As senhoras e os senhores estão preparados para a guerra civil?

Não? Entrincheirem-se, então, porque o conflito é inevitável.

O povo brasileiro, que provou por alguns poucos anos, o gosto da emergência social não retornará submissamente à senzala.

Os dias de hoje, esses infelizes dias, lembram-me outros dias, também dramáticos, decisivos:

os dias de agosto de 1954.

Assim, leio trechos da Carta Testamento de Vargas porque nela se reproduzem o drama de agora.

      “Mais uma vez as forças e os interesses contra o povo coordenaram-se e se desencadeiam sobre mim. Não me acusam, insultam; não me combatem, caluniam; e não me dão o direito de defesa.

 

Precisam sufocar a minha voz e impedir a minha ação, para que eu não continue a defender, como sempre defendi, o povo e principalmente os humildes.

(….)

A campanha subterrânea dos grupos internacionais aliou-se à dos grupos nacionais revoltados contra o regime de garantia do trabalho.

(…….)

Contra a Justiça da revisão do salário mínimo se desencadearam os ódios.

Quis criar a liberdade nacional na potencialização das nossas riquezas através da Petrobras, mal começa esta a funcionar a onda de agitação se avoluma.

(…..)

Tenho lutado mês a mês, dia a dia, hora a hora, resistindo a uma pressão constante, incessante, tudo suportando em silêncio, tudo esquecendo e renunciando a mim mesmo, para defender o povo que agora se queda desamparado.

Nada mais vos posso dar a não ser o meu sangue.

Se as aves de rapina querem o sangue de alguém, querem continuar sugando o povo brasileiro, eu ofereço em holocausto a minha vida. Escolho este meio de estar sempre convosco. Quando vos humilharem, sentireis minha alma sofrendo ao vosso lado.

Quando a fome bater à vossa porta, sentireis em vosso peito a energia para a luta por vós e vossos filhos. Quando vos vilipendiarem, sentireis no meu pensamento a força para a reação. Meu sacrifício vos manterá unidos e meu nome será a vossa bandeira de luta. Cada gota de meu sangue será uma chama imortal na vossa consciência e manterá a vibração sagrada para a resistência.

(….)

Esse povo, de quem fui escravo, não mais será escravo de ninguém. Meu sacrifício ficará para sempre em sua alma e meu sangue terá o preço do seu resgate.

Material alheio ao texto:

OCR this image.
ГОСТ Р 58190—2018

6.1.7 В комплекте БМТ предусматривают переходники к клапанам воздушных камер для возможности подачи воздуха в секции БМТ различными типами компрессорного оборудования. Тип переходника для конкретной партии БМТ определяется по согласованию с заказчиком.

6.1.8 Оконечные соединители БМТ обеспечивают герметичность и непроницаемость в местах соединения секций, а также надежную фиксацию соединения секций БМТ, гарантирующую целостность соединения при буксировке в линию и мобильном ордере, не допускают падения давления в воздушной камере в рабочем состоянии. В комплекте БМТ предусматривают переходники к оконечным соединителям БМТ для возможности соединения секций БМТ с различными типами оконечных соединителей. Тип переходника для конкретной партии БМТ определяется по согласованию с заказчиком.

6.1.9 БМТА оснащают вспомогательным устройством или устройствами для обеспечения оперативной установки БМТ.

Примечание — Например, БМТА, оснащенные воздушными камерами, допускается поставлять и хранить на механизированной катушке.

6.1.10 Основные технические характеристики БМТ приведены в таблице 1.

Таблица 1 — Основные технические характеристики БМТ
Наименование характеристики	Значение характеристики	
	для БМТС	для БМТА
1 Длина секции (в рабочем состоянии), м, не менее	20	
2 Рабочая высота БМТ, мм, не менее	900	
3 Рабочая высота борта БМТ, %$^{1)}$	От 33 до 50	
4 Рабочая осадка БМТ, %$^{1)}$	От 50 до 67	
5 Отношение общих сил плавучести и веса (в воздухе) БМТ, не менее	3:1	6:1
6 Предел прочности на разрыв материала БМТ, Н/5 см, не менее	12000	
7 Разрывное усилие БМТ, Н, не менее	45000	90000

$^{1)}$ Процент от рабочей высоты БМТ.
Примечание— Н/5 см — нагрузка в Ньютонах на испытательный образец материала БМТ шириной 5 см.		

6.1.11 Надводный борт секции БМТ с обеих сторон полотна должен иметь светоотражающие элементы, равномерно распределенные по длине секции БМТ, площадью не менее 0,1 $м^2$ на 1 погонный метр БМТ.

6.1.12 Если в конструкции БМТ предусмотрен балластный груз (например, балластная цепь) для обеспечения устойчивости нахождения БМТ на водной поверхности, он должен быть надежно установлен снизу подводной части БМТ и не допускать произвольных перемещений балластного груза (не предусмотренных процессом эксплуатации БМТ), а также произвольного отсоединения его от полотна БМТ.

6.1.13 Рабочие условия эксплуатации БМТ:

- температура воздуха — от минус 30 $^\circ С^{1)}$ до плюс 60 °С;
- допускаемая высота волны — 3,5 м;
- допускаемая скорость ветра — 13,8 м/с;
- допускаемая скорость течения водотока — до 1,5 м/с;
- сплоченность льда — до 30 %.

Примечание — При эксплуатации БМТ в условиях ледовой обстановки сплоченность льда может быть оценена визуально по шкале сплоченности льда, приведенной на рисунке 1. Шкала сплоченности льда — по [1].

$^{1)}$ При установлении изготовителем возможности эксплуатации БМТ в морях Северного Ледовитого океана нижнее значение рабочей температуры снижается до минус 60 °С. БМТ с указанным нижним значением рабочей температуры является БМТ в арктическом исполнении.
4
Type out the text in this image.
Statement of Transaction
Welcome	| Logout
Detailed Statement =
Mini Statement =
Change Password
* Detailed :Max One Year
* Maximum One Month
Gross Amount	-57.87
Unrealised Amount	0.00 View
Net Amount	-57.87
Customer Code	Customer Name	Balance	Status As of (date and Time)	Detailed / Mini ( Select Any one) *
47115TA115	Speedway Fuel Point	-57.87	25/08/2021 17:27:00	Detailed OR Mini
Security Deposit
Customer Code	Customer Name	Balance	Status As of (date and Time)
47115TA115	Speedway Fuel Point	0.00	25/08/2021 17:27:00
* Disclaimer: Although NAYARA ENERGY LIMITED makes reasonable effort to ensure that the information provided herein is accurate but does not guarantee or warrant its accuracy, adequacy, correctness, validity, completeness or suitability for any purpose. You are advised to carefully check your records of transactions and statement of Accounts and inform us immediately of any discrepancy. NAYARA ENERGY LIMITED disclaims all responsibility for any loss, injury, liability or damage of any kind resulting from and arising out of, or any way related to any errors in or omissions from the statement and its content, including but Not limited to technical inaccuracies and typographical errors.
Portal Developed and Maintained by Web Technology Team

Lutei contra a espoliação do Brasil. Lutei contra a espoliação do povo. Tenho lutado de peito aberto.

O ódio, as infâmias, a calúnia não abateram meu ânimo. Eu vos dei a minha vida. Agora ofereço a minha morte. Nada receio. Serenamente dou o primeiro passo no caminho da eternidade e saio da vida para entrar na história.